Dos Paradigmas Extemporâneos

Deus morreu já algumas vezes
Foi ressuscitado em outras formas e morreu de novo
Mas continuam fazendo-lhe respiração bôca-à-bôca
Continuam desfibrilando-lhe o tórax putrefo e bombeando-lhe donativos de sangue universal
Morto e enterrado
Foi exumado
E seguem o trabalho de Frankenstein em tentar trovejar uma nova faísca no insidioso corpo
Mosaico de rígidas covardias e trêmulas entranhas
Inventam ainda hoje intervencionismos e passeatas que fazem ranger ainda outra vez as correntes enferrujadas e quebradiças do fantasma da maior consolação que o homem já nutriu
Pesadíssimos
Os crentes atemporais descartam toda realidade que os oprime com a clareza da obviedade
Desprezam este pequeno avanço que nosso gênero alcançou dentre tantas batalhas sangrentas
Travadas ora em nome do puro e simples domínio tirano
Ora em nome de parâmetros civilizacionais minimamente acatáveis.

Eu por minha vez não nego minha culpa
Meus sufrágios
Em tal âmbito vergonhoso
Não nego que tenha ludibriado estupidamente um ou outro comparsa com prosaicas odes ao insondável
Mas tento me retratar
Mesmo que afogado neste anonimato
Mesmo que somente me faça retratar frente a mim mesmo
Em minha soledade.

Se há um Deus
E ele é sol e astros e natureza
Então chamo-O eu de sol e astros e natureza assim como fazia o grande poeta noutra época
Vejo a perfeição da divina criação como a mais impensada tosse
O mais imprevisto espirro
O mais inconsequente desatino
O instinto mais carente de arbitrariedade e previsibilidade.

E assim inventam-se novos consolos
Nasce a doçura na saliva
Como nascem os atuns na feroz corredeira
Fortifica-se a arquitetura do coração
Espelhando a geometria das colméias mais selvagens
Desaparece a mais antiquíssima ira
Sedenta de Eternidade
A amarga voragem que age sempre em prol dum além-mundo
Duma próxima encarnação.

Não quero descartar a suprema afirmação do impossível Sim
Veja bem ainda vejo um infinito de tempo entre meus dedos
Mas sei que este infinito por ter um começo tem também um fim
Fim no sentido de término mesmo
Porquê achar fim no sentido de finalidade já é outra saga.

Aprendi a confiar em meus instintos
E me dei conta de que a originalidade do gênio
O impecável no artista irrepreensível
Nada mais são que meras consequências impontuáveis duma necessidade de significado.

Que significado criei a mim mesmo?
Como pude inventar minha verdade
Este segredo irrevelável em que ninguém creria?

Ah bem
Honestamente
Só aceitei ao fato recorrente de que não há um instante a perder
E também ingressei na escola que ensina as profundas diferenças entre a solidão e o abandono de si.

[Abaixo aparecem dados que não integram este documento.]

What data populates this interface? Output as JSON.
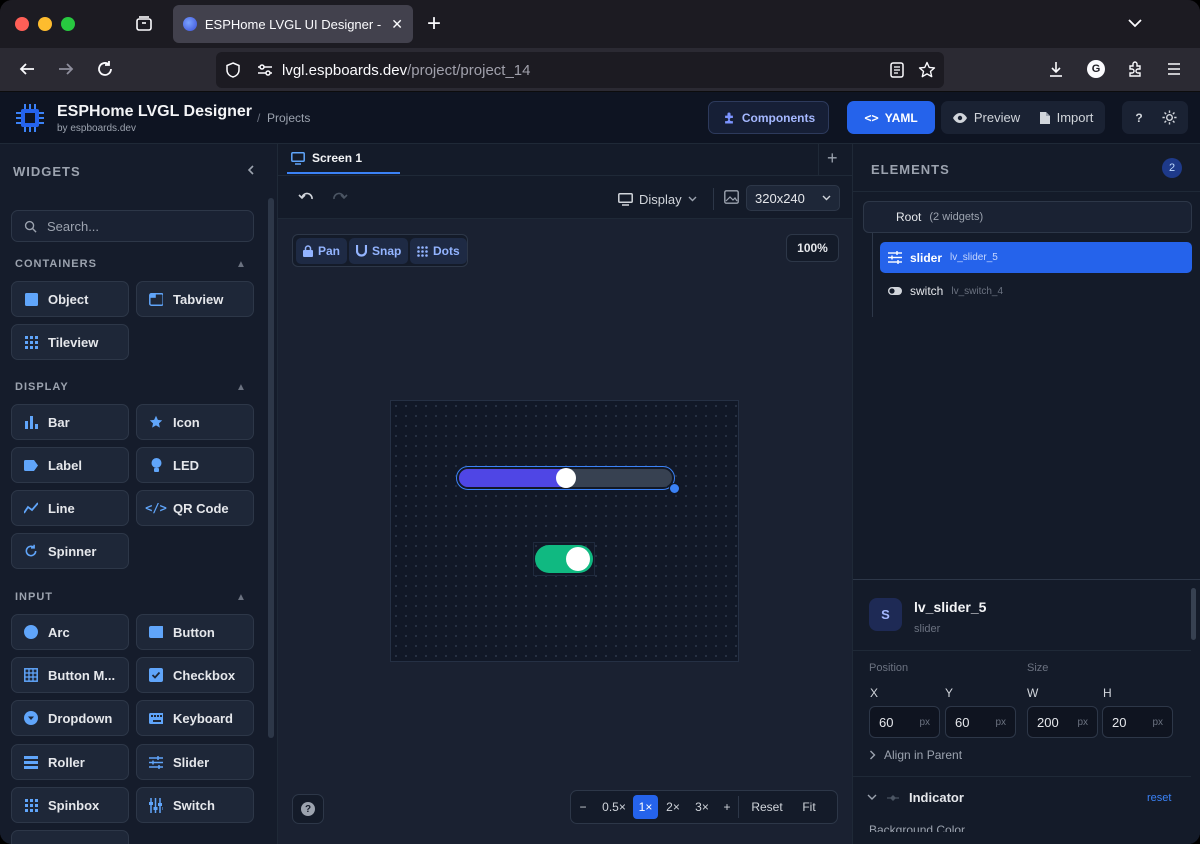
{
  "browser": {
    "tab_title": "ESPHome LVGL UI Designer - Fr",
    "url_domain": "lvgl.espboards.dev",
    "url_path": "/project/project_14",
    "avatar_letter": "G"
  },
  "header": {
    "app_title": "ESPHome LVGL Designer",
    "app_subtitle": "by espboards.dev",
    "breadcrumb_sep": "/",
    "breadcrumb": "Projects",
    "components_label": "Components",
    "yaml_label": "YAML",
    "preview_label": "Preview",
    "import_label": "Import",
    "help_label": "?"
  },
  "widgets_panel": {
    "title": "WIDGETS",
    "search_placeholder": "Search...",
    "sections": {
      "containers": "CONTAINERS",
      "display": "DISPLAY",
      "input": "INPUT"
    },
    "items": {
      "object": "Object",
      "tabview": "Tabview",
      "tileview": "Tileview",
      "bar": "Bar",
      "icon": "Icon",
      "label": "Label",
      "led": "LED",
      "line": "Line",
      "qrcode": "QR Code",
      "spinner": "Spinner",
      "arc": "Arc",
      "button": "Button",
      "buttonmatrix": "Button M...",
      "checkbox": "Checkbox",
      "dropdown": "Dropdown",
      "keyboard": "Keyboard",
      "roller": "Roller",
      "slider": "Slider",
      "spinbox": "Spinbox",
      "switch": "Switch"
    }
  },
  "canvas": {
    "screen_tab": "Screen 1",
    "add_tab": "+",
    "display_label": "Display",
    "resolution": "320x240",
    "pan_label": "Pan",
    "snap_label": "Snap",
    "dots_label": "Dots",
    "zoom_level": "100%",
    "slider_value": 0.5,
    "switch_on": true,
    "zoom_controls": {
      "minus": "−",
      "half": "0.5×",
      "one": "1×",
      "two": "2×",
      "three": "3×",
      "plus": "+",
      "reset": "Reset",
      "fit": "Fit"
    },
    "help_label": "?"
  },
  "elements_panel": {
    "title": "ELEMENTS",
    "count": "2",
    "root_label": "Root",
    "root_count": "(2 widgets)",
    "items": [
      {
        "type": "slider",
        "id": "lv_slider_5"
      },
      {
        "type": "switch",
        "id": "lv_switch_4"
      }
    ]
  },
  "properties": {
    "avatar": "S",
    "name": "lv_slider_5",
    "type": "slider",
    "position_label": "Position",
    "size_label": "Size",
    "x_label": "X",
    "y_label": "Y",
    "w_label": "W",
    "h_label": "H",
    "x": "60",
    "y": "60",
    "w": "200",
    "h": "20",
    "unit": "px",
    "align_label": "Align in Parent",
    "indicator_label": "Indicator",
    "reset_label": "reset",
    "cut_label": "Background Color"
  },
  "colors": {
    "accent": "#2563eb",
    "slider_fill": "#4f46e5",
    "switch_on": "#10b981"
  }
}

Em meio à argamassa disforme deste princípio dum novo milênio
Sigo caboclando
Sigo versando em instrumentália os aforismos de minha tropicalidade
Vez ou outra sinto arrepios platinados percorrerem-me como a mais indesejada confirmação de que sigo um caminho valoroso
Indesejada porquê tal caminho seja tão tortuoso
Tão arriscado e vazio de recompensas
Ao menos fica um vácuo sensorial no que antes era toda uma teoria incompreensível a respeito da justiça congênita à vida
No que antes era a teimosia doutrinária dum constante comércio de culpas e punições
E isto já é algo como uma recompensa
Se é que um vácuo pode ser um bem
Uma aquisição.

Algo como um ultrarrealismo cantarola
Saltita entre neologismos siderados e parábolas bem-humoradas
Uma dança que é a transcrição do rutilar da presença em onomatopéias venturosas lidas em voz alta através de linguagem dos sinais.